Carolin Emcke: Gegen den Hass, 4. Auflage, Fischer Verlage 2018

Rezension von Manuela Schotte:

„Gegen den Hass“ – Ein sehr plakativer, aber durchaus passender Titel für den bereits 2016 erschienenen und damals viel diskutierten Essay Caroline Emckes: Die für ihr entschlossenes Eintreten in Fragen der Meinungsfreiheit bekannte Publizistin beklagt in diesem Band den in der Gesellschaft zunehmenden „Hass“ nicht nur, sondern untersucht ihm zugrunde liegenden Mechanismen und zeigt Möglichkeiten auf, ihnen zu begegnen.

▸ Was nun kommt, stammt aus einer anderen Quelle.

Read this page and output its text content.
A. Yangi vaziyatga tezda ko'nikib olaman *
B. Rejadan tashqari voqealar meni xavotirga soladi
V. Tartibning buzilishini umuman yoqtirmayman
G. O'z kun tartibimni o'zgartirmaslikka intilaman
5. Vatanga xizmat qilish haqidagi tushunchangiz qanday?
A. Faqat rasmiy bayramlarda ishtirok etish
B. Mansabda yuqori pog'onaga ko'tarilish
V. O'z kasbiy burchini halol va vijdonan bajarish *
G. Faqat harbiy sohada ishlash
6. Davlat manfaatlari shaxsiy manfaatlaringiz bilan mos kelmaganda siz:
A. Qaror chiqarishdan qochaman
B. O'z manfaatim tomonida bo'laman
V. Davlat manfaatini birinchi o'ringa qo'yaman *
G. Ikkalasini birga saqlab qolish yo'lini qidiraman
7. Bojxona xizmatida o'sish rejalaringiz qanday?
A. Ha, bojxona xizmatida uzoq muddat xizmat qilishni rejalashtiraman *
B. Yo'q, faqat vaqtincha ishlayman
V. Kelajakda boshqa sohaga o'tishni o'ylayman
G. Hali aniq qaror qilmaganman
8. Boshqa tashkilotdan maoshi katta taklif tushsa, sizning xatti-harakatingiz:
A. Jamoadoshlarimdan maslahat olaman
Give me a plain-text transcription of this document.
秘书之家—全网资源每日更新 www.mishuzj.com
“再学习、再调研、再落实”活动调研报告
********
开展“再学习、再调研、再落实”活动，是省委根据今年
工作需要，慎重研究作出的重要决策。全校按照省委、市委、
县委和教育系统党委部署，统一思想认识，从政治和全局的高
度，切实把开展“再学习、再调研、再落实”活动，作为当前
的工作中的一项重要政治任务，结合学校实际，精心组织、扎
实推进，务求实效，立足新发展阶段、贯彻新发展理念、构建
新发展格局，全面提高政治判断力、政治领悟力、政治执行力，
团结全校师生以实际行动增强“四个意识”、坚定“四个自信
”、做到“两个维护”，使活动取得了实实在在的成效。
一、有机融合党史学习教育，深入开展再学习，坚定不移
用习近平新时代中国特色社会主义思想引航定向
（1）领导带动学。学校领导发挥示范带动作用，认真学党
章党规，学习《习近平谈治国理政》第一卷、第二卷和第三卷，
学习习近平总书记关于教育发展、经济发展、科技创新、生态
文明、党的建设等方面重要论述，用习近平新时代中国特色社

Ausgangspunkt ihrer Überlegungen ist die sorgenvolle Beobachtung, dass in einem zuvor unvorstellbaren Ausmaß „offen und hemmungslos gehasst“ (S. 14) werde. Folge sei, dass die Betroffenen verstummten, was wiederum das Anwachsen der Aggression fördere. Hass brauche nämlich, so die eingängige zentrale These der Verfasserin, absolute Gewissheit und erlaube daher weder Differenzierungen noch Individualität. Deshalb liege es in der Verantwortung der gesamten Gesellschaft, den Raum für Diskurse neu zu öffnen, damit differenzierte Betrachtungsweisen entstehen, durch die allein dieser Entwicklung begegnet werden könne.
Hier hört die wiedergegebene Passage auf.